OK, so I haven't had a chance to watch that longest Best Picture winner just yet. I had to settle for a much shorter film this time out, so I decided to go with another winner from 1932, the same year as my previous entry, Cimarron. Skippy was that year's winner for Best Director (Norman Taurog), and was nominated for Best Picture, Best Actor (for the film's young star Jackie Cooper), and Best Adapted Screenplay.
Skippy is a precocious rich kid, the son of a doctor during the Great Depression, who likes to spend his time in Shantytown, despite his father's wishes. Skippy's father, for the sake of public health and safety, is directing the city Board of Health to evict the residents of Shantytown. Skippy, for the most part, gets along better with the residents of Shantytown than he does with his own schoolmates from the right side of the tracks.
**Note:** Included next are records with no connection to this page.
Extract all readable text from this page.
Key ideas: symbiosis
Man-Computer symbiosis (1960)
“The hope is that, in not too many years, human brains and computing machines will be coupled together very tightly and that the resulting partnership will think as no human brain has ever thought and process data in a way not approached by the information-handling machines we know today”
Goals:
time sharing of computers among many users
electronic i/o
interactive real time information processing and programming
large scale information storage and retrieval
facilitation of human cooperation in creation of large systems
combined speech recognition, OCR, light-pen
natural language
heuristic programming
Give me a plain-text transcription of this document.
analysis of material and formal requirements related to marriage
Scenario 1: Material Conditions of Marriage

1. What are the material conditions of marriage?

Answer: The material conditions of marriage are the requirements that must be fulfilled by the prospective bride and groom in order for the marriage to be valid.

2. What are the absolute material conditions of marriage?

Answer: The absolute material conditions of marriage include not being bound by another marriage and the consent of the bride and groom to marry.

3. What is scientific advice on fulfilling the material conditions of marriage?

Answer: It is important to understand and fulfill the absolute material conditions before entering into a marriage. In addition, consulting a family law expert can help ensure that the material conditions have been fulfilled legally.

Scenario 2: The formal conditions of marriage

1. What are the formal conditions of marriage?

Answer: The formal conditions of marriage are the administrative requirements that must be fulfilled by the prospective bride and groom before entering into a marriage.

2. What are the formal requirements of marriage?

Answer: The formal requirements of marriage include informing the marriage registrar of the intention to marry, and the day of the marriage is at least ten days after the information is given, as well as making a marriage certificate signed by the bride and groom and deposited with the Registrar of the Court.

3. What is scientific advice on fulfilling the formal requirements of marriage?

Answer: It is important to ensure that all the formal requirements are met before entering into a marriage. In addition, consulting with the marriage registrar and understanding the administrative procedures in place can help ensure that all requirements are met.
A run-in with a Shantytown bully and his dog-catcher father leads to Skippy's new friend's dog being taken to the pound, and the boys have to scramble to get the fee before the dog is put down.
The film is carried on the shoulders of 9-year-old star Jackie Cooper, still the youngest actor to ever be nominated for a lead Actor/Actress Oscar. Most of the rest of the characters are the kids that Skippy hangs out with, so most of the cast are also child actors. This leads to an interesting contrast with Cimarron. The child actors were too young to have learned acting habits for silent films and stage that don't really work for movies with sound, so the acting across the board is more natural than in Cimarron. However, being children, they had not really had time to master their craft, so, other than the natural talent and appeal of Cooper, the acting in the film still cannot be said to be particularly good. In this film, however, if the actors are too loud at times, it is because of the child's tendency to say things louder when they are important, rather than over-enunciation due to and outdated acting style.
Skippy was based on a popular comic strip of the time, so its story is every bit as slight as Cimarron's was overwrought. It has remarkable insight into the mind and activities of a child - all the more remarkable considering the fact that it was directed by a man with the cruelty to tell his young star (and nephew) that his dog was going to be shot in order to make him cry for a scene. Beyond that, however, the story doesn't have much substance - a few gags as the kids go about their daily lives (none of which, apparently, involves going to school), a couple of manipulative tearjerker scenes, and an ending that is completely implausible. In short, the film is cute, but dated, and it has very little to recommend other than Jackie Cooper's performance.